References to horses weave the story together, beginning to end.  To me, this lifts First Love above what might at first look like a straightforward treatment of the subject.  Or a simple treatment – this write-up of First Love keeps insisting on its simple simplicity.  Yuck!  But there’s a difference between seeming and being, and between a simple story and complex artistry.

This bit is good, right?


…and then my attention was absorbed by the appearance of a large, brightly coloured woodpecker, busily climbing up the slender stem of a birch tree, and peering nervously behind it, alternately to the right and to the left, like a double bass player from behind the neck of his instrument. (Ch. 14)

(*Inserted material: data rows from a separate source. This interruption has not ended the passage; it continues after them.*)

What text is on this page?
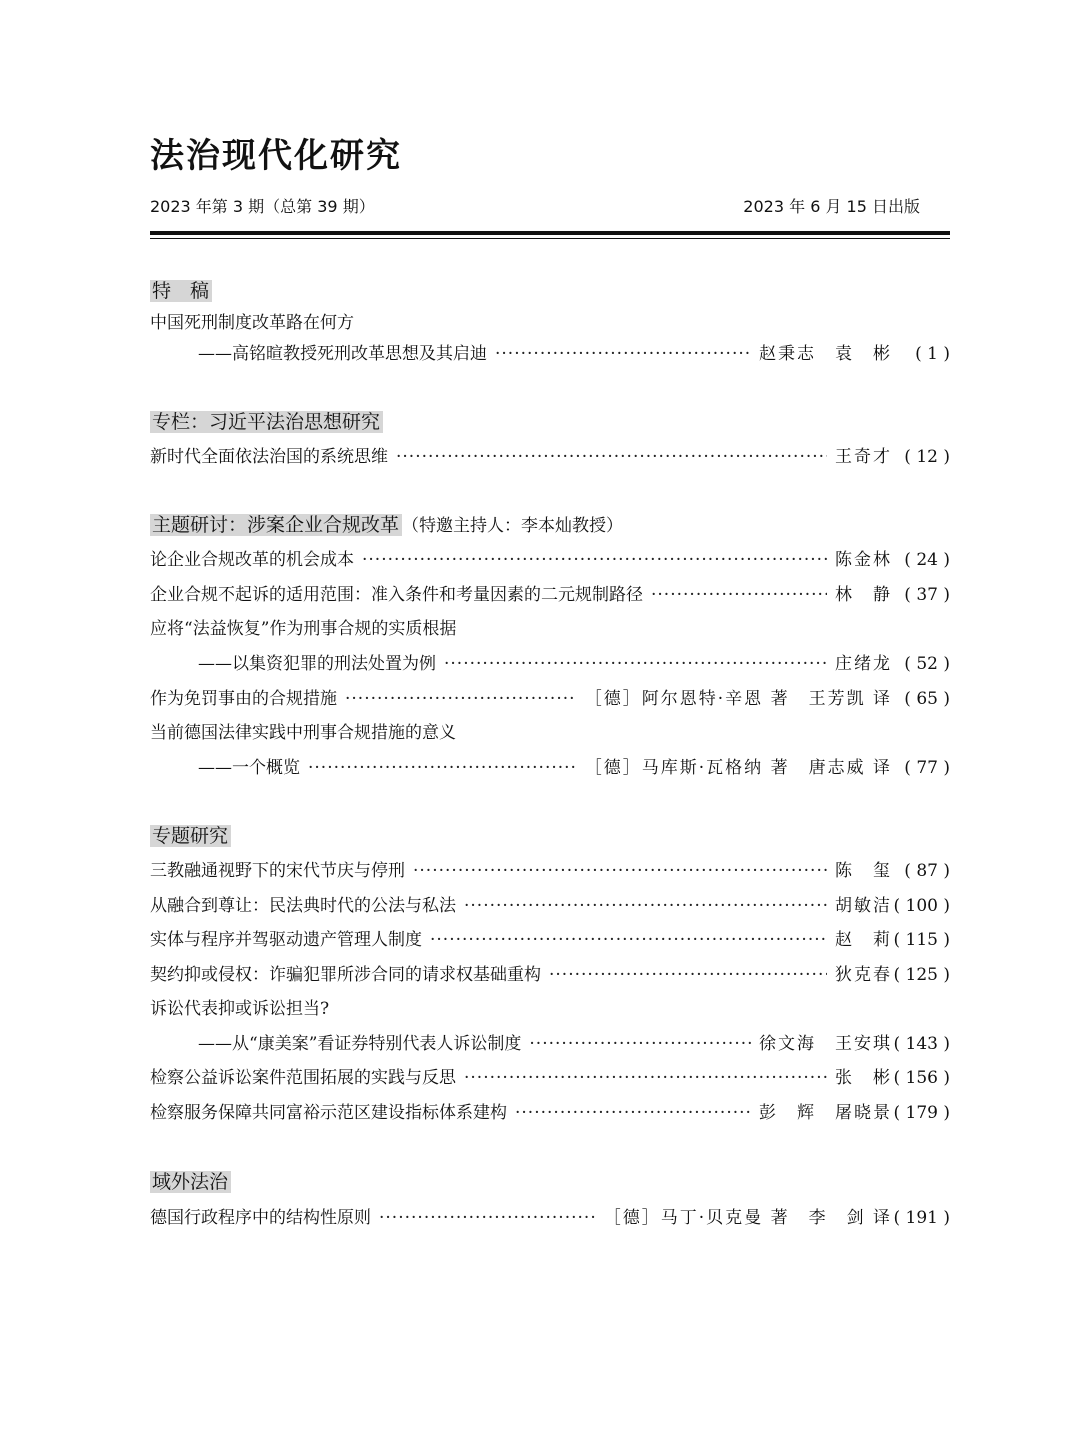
法治现代化研究
2023 年第 3 期（总第 39 期）	2023 年 6 月 15 日出版
特　稿
中国死刑制度改革路在何方
——高铭暄教授死刑改革思想及其启迪 ·····	赵秉志　袁　彬	( 1 )
专栏：习近平法治思想研究
新时代全面依法治国的系统思维 ·····	王奇才 ( 12 )
主题研讨：涉案企业合规改革 （特邀主持人：李本灿教授）
论企业合规改革的机会成本 ·····	陈金林 ( 24 )
企业合规不起诉的适用范围：准入条件和考量因素的二元规制路径 ·····	林　静 ( 37 )
应将“法益恢复”作为刑事合规的实质根据
——以集资犯罪的刑法处置为例 ·····	庄绪龙 ( 52 )
作为免罚事由的合规措施 ·····	［德］阿尔恩特·辛恩 著　王芳凯 译 ( 65 )
当前德国法律实践中刑事合规措施的意义
——一个概览 ·····	［德］马库斯·瓦格纳 著　唐志威 译 ( 77 )
专题研究
三教融通视野下的宋代节庆与停刑 ·····	陈　玺 ( 87 )
从融合到尊让：民法典时代的公法与私法 ·····	胡敏洁 ( 100 )
实体与程序并驾驱动遗产管理人制度 ·····	赵　莉 ( 115 )
契约抑或侵权：诈骗犯罪所涉合同的请求权基础重构 ·····	狄克春 ( 125 )
诉讼代表抑或诉讼担当?
——从“康美案”看证券特别代表人诉讼制度 ·····	徐文海　王安琪 ( 143 )
检察公益诉讼案件范围拓展的实践与反思 ·····	张　彬 ( 156 )
检察服务保障共同富裕示范区建设指标体系建构 ·····	彭　辉　屠晓景 ( 179 )
域外法治
德国行政程序中的结构性原则 ·····	［德］马丁·贝克曼 著　李　剑 译 ( 191 )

Turgenev, early Turgenev, at least, spends a great deal of energy on finely-polished nature writing.  The Sportsman’s Notebook actually ends with several pages of pure description, of a dozen or so different scenes (meadow in spring, steppe in autumn, and so on).  I’m not convinced that this is all to the good, that the descriptive material is always so well integrated with the story.  The balance in First Love is nice, though, nature pathetically filtered through the palpitating heart of our hopeless young lovebird.

I used the Isaiah Berlin translation (1950) which, with attractively large type and pointless illustrations, stretches the length to 120 pages.  I’ll bet Oxford and Penguin get it down to sixty.  Making up for yesterday: A Common Reader on First Love.